Larry woke up, tied to a table in a room in Connie’s dimly-lit basement.  The fibres of the ropes binding him were digging into his bloody wrists and ankles as he struggled futilely to break free.

Connie was standing to his right, looking down on him and holding little Candy in her arms.  Connie grinned as she watched him blink his eyes to focus better.

“See, Larry?” she said, bringing the baby up close to him.  “This is our baby Candy.  Candy, look down at Daddy.”  She held Candy so she could see Larry, who tried to hide his fear and despair with a loving smile.

“Connie,” he said with a raspy voice.  “Or should I call you Wilma Sweeney?”

“Oh, so you’ve done a little research on my past, eh?” she asked, walking away with Candy and placing her on a table by Larry’s feet.  Then she picked up a butcher’s knife.

“No!” he screamed, and began crying.  “Don’t hurt her!”

Connie put her finger to her lips to tell him to be quiet.  Candy began crying, and Connie calmed her with caresses on her belly, gently shushing her.

“I guess that farmer dug you out of the hole I put you in,” she said, grinning down at Candy and swinging the knife in the air in a chopping motion.  “Lucky you.”

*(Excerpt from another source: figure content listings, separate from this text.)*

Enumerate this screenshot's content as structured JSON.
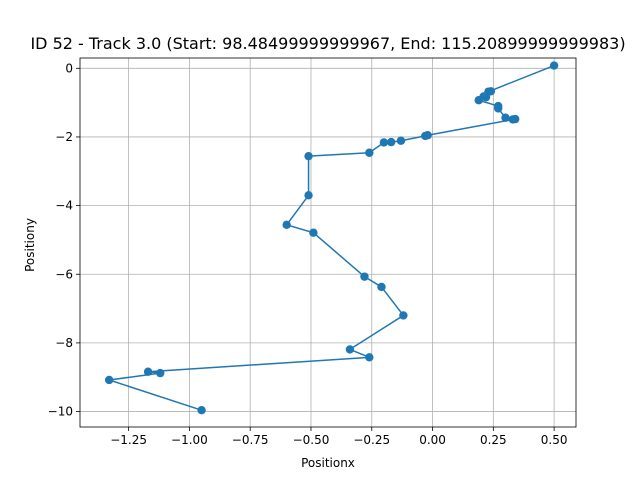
{
  "chart_data": {
    "type": "line",
    "title": "ID 52 - Track 3.0 (Start: 98.48499999999967, End: 115.20899999999983)",
    "xlabel": "Positionx",
    "ylabel": "Positiony",
    "xlim": [
      -1.45,
      0.59
    ],
    "ylim": [
      -10.45,
      0.3
    ],
    "xticks": [
      -1.25,
      -1.0,
      -0.75,
      -0.5,
      -0.25,
      0.0,
      0.25,
      0.5
    ],
    "xtick_labels": [
      "−1.25",
      "−1.00",
      "−0.75",
      "−0.50",
      "−0.25",
      "0.00",
      "0.25",
      "0.50"
    ],
    "yticks": [
      0,
      -2,
      -4,
      -6,
      -8,
      -10
    ],
    "ytick_labels": [
      "0",
      "−2",
      "−4",
      "−6",
      "−8",
      "−10"
    ],
    "grid": true,
    "markers": true,
    "color": "#1f77b4",
    "series": [
      {
        "x": [
          0.5,
          0.23,
          0.24,
          0.21,
          0.22,
          0.19,
          0.27,
          0.27,
          0.3,
          0.33,
          0.34,
          -0.02,
          -0.03,
          -0.13,
          -0.17,
          -0.2,
          -0.26,
          -0.51,
          -0.51,
          -0.6,
          -0.49,
          -0.28,
          -0.21,
          -0.12,
          -0.34,
          -0.26,
          -1.17,
          -1.12,
          -1.33,
          -0.95
        ],
        "y": [
          0.08,
          -0.68,
          -0.67,
          -0.82,
          -0.84,
          -0.93,
          -1.1,
          -1.17,
          -1.44,
          -1.49,
          -1.48,
          -1.95,
          -1.97,
          -2.11,
          -2.15,
          -2.16,
          -2.46,
          -2.56,
          -3.7,
          -4.56,
          -4.79,
          -6.07,
          -6.37,
          -7.2,
          -8.19,
          -8.42,
          -8.84,
          -8.88,
          -9.08,
          -9.96
        ]
      }
    ]
  }
}
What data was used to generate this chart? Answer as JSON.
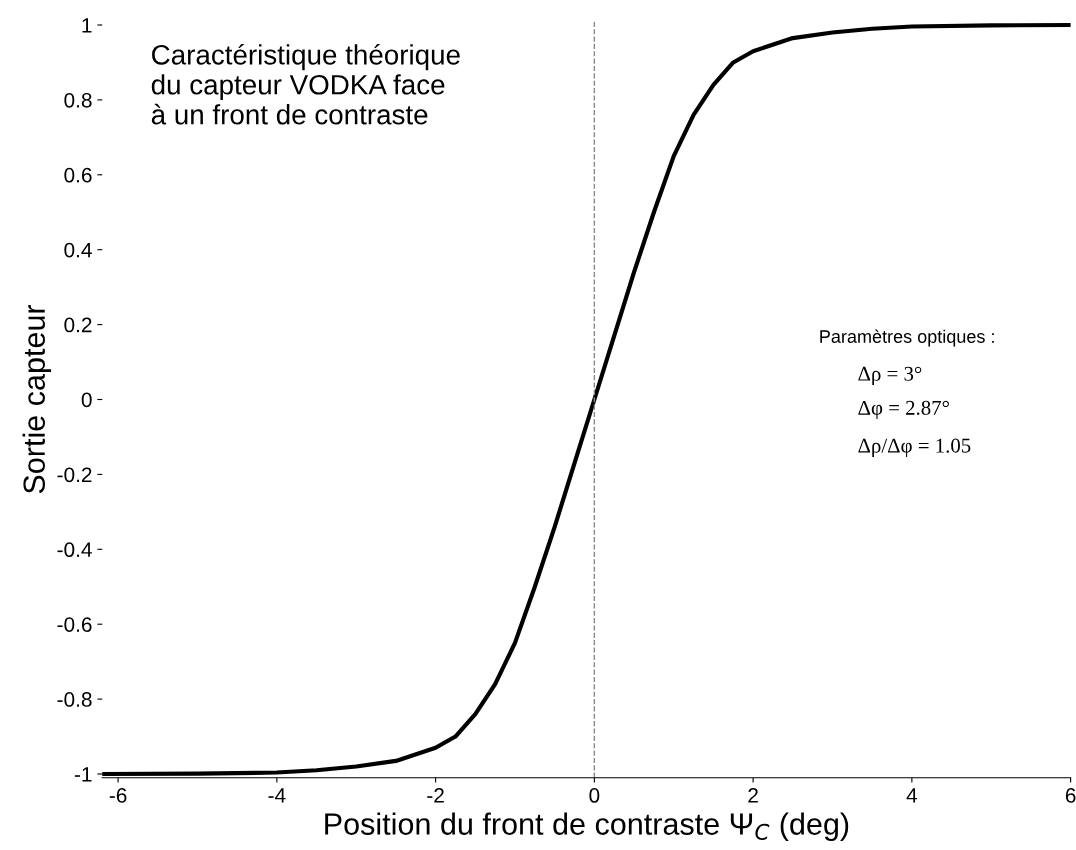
{
  "chart_data": {
    "type": "line",
    "title": "Caractéristique théorique\ndu capteur VODKA face\nà un front de contraste",
    "xlabel": "Position du front de contraste Ψ$_{C}$ (deg)",
    "ylabel": "Sortie capteur",
    "x": [
      -6.2,
      -5,
      -4,
      -3.5,
      -3,
      -2.5,
      -2,
      -1.75,
      -1.5,
      -1.25,
      -1,
      -0.75,
      -0.5,
      -0.25,
      0,
      0.25,
      0.5,
      0.75,
      1,
      1.25,
      1.5,
      1.75,
      2,
      2.5,
      3,
      3.5,
      4,
      5,
      6
    ],
    "series": [
      {
        "color": "#000000",
        "values": [
          -1,
          -0.999,
          -0.996,
          -0.99,
          -0.98,
          -0.965,
          -0.93,
          -0.9,
          -0.84,
          -0.76,
          -0.65,
          -0.5,
          -0.34,
          -0.17,
          0,
          0.17,
          0.34,
          0.5,
          0.65,
          0.76,
          0.84,
          0.9,
          0.93,
          0.965,
          0.98,
          0.99,
          0.996,
          0.999,
          1
        ]
      }
    ],
    "xlim": [
      -6.2,
      6
    ],
    "ylim": [
      -1.01,
      1.01
    ],
    "xticks": [
      -6,
      -4,
      -2,
      0,
      2,
      4,
      6
    ],
    "yticks": [
      -1,
      -0.8,
      -0.6,
      -0.4,
      -0.2,
      0,
      0.2,
      0.4,
      0.6,
      0.8,
      1
    ],
    "ref_lines": [
      {
        "axis": "x",
        "value": 0,
        "color": "#888888",
        "line_style": "dashed"
      }
    ],
    "annotations": [
      "Paramètres optiques :",
      "Δρ = 3°",
      "Δφ = 2.87°",
      "Δρ/Δφ = 1.05"
    ],
    "grid": false,
    "legend": false,
    "marker": "none",
    "line_style": "solid"
  }
}
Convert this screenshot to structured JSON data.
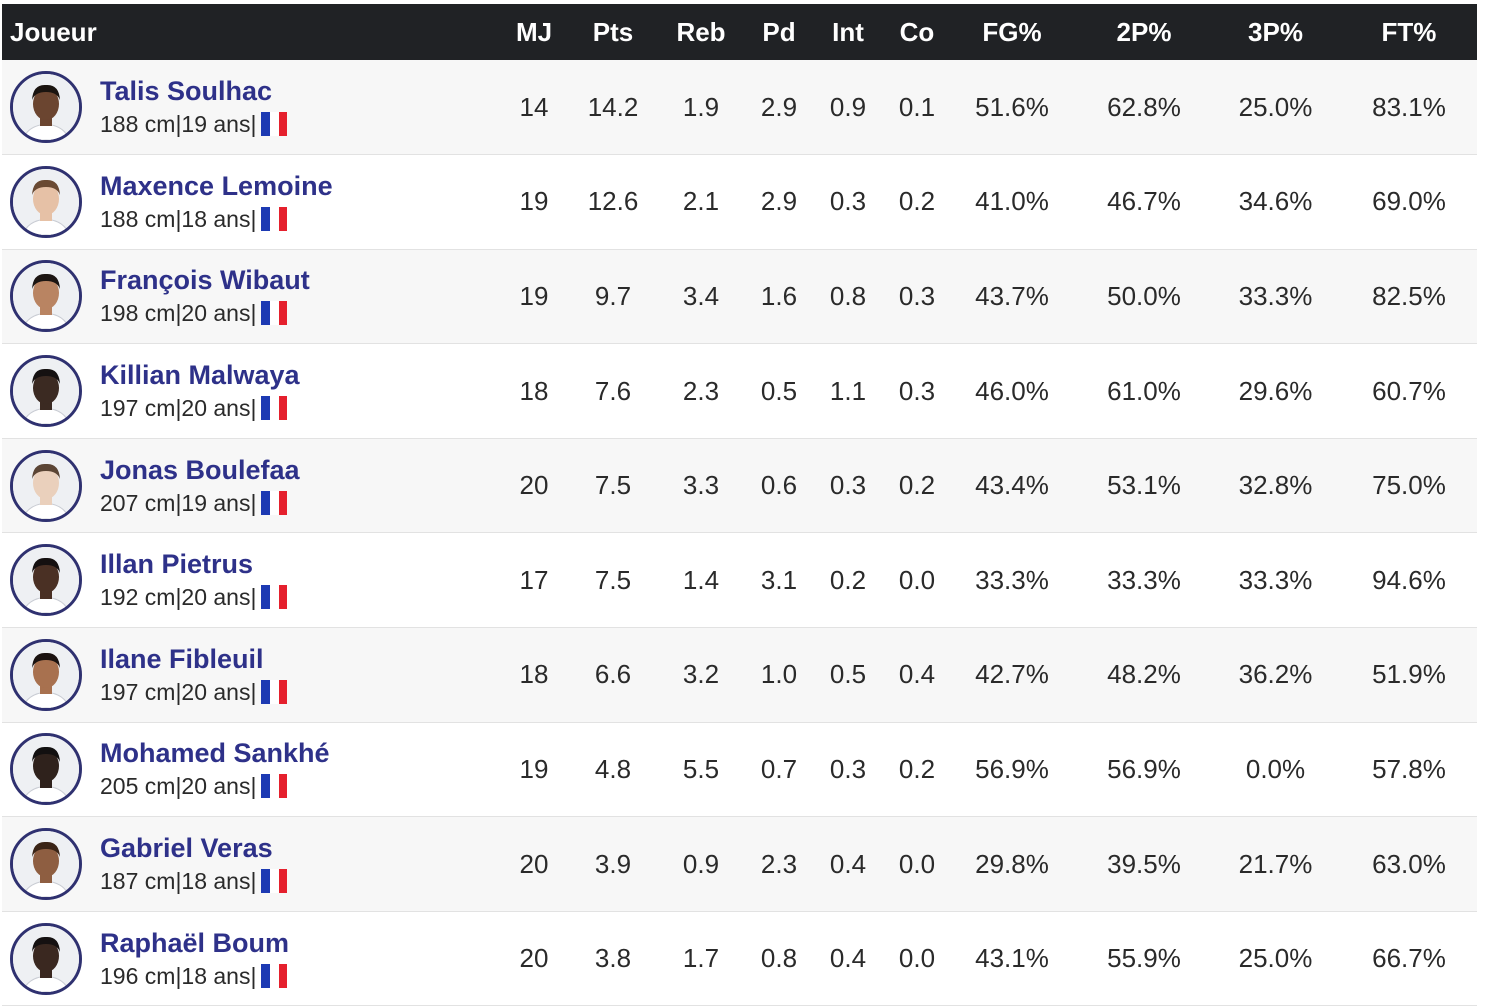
{
  "table": {
    "headers": [
      "Joueur",
      "MJ",
      "Pts",
      "Reb",
      "Pd",
      "Int",
      "Co",
      "FG%",
      "2P%",
      "3P%",
      "FT%"
    ],
    "separator": "|",
    "colors": {
      "header_bg": "#202225",
      "name": "#2e3189",
      "flag_blue": "#1d3ab3",
      "flag_white": "#ffffff",
      "flag_red": "#e5202d"
    },
    "rows": [
      {
        "name": "Talis Soulhac",
        "height": "188 cm",
        "age": "19 ans",
        "skin": "#6b4530",
        "hair": "#1a1410",
        "icon": "france-flag-icon",
        "stats": [
          "14",
          "14.2",
          "1.9",
          "2.9",
          "0.9",
          "0.1",
          "51.6%",
          "62.8%",
          "25.0%",
          "83.1%"
        ]
      },
      {
        "name": "Maxence Lemoine",
        "height": "188 cm",
        "age": "18 ans",
        "skin": "#e6c1a6",
        "hair": "#6a4a33",
        "icon": "france-flag-icon",
        "stats": [
          "19",
          "12.6",
          "2.1",
          "2.9",
          "0.3",
          "0.2",
          "41.0%",
          "46.7%",
          "34.6%",
          "69.0%"
        ]
      },
      {
        "name": "François Wibaut",
        "height": "198 cm",
        "age": "20 ans",
        "skin": "#b98462",
        "hair": "#1c1512",
        "icon": "france-flag-icon",
        "stats": [
          "19",
          "9.7",
          "3.4",
          "1.6",
          "0.8",
          "0.3",
          "43.7%",
          "50.0%",
          "33.3%",
          "82.5%"
        ]
      },
      {
        "name": "Killian Malwaya",
        "height": "197 cm",
        "age": "20 ans",
        "skin": "#3b2a22",
        "hair": "#151111",
        "icon": "france-flag-icon",
        "stats": [
          "18",
          "7.6",
          "2.3",
          "0.5",
          "1.1",
          "0.3",
          "46.0%",
          "61.0%",
          "29.6%",
          "60.7%"
        ]
      },
      {
        "name": "Jonas Boulefaa",
        "height": "207 cm",
        "age": "19 ans",
        "skin": "#ead0bc",
        "hair": "#5b4535",
        "icon": "france-flag-icon",
        "stats": [
          "20",
          "7.5",
          "3.3",
          "0.6",
          "0.3",
          "0.2",
          "43.4%",
          "53.1%",
          "32.8%",
          "75.0%"
        ]
      },
      {
        "name": "Illan Pietrus",
        "height": "192 cm",
        "age": "20 ans",
        "skin": "#4a3024",
        "hair": "#151010",
        "icon": "france-flag-icon",
        "stats": [
          "17",
          "7.5",
          "1.4",
          "3.1",
          "0.2",
          "0.0",
          "33.3%",
          "33.3%",
          "33.3%",
          "94.6%"
        ]
      },
      {
        "name": "Ilane Fibleuil",
        "height": "197 cm",
        "age": "20 ans",
        "skin": "#a8714f",
        "hair": "#1a1210",
        "icon": "france-flag-icon",
        "stats": [
          "18",
          "6.6",
          "3.2",
          "1.0",
          "0.5",
          "0.4",
          "42.7%",
          "48.2%",
          "36.2%",
          "51.9%"
        ]
      },
      {
        "name": "Mohamed Sankhé",
        "height": "205 cm",
        "age": "20 ans",
        "skin": "#2f221c",
        "hair": "#121010",
        "icon": "france-flag-icon",
        "stats": [
          "19",
          "4.8",
          "5.5",
          "0.7",
          "0.3",
          "0.2",
          "56.9%",
          "56.9%",
          "0.0%",
          "57.8%"
        ]
      },
      {
        "name": "Gabriel Veras",
        "height": "187 cm",
        "age": "18 ans",
        "skin": "#8e5e41",
        "hair": "#3a2416",
        "icon": "france-flag-icon",
        "stats": [
          "20",
          "3.9",
          "0.9",
          "2.3",
          "0.4",
          "0.0",
          "29.8%",
          "39.5%",
          "21.7%",
          "63.0%"
        ]
      },
      {
        "name": "Raphaël Boum",
        "height": "196 cm",
        "age": "18 ans",
        "skin": "#3a2820",
        "hair": "#151111",
        "icon": "france-flag-icon",
        "stats": [
          "20",
          "3.8",
          "1.7",
          "0.8",
          "0.4",
          "0.0",
          "43.1%",
          "55.9%",
          "25.0%",
          "66.7%"
        ]
      }
    ]
  }
}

He strained his neck so he could see Candy on the table.  The baby smiled and giggled innocently as Connie tickled her belly and smiled lovingly down at her.  “Please, Connie,” he begged.  “Don’t.”

“I will, Larry.  You won’t stop me.  Just accept it.  Then I’ll kill you; but this time, I’ll make sure you’re dead.”

“How?” he sobbed.

“I’ll eat your flesh after I eat hers.  That way, the whole family will be together, in my belly.”  She gestured with her arm, about to bring the knife down on Candy.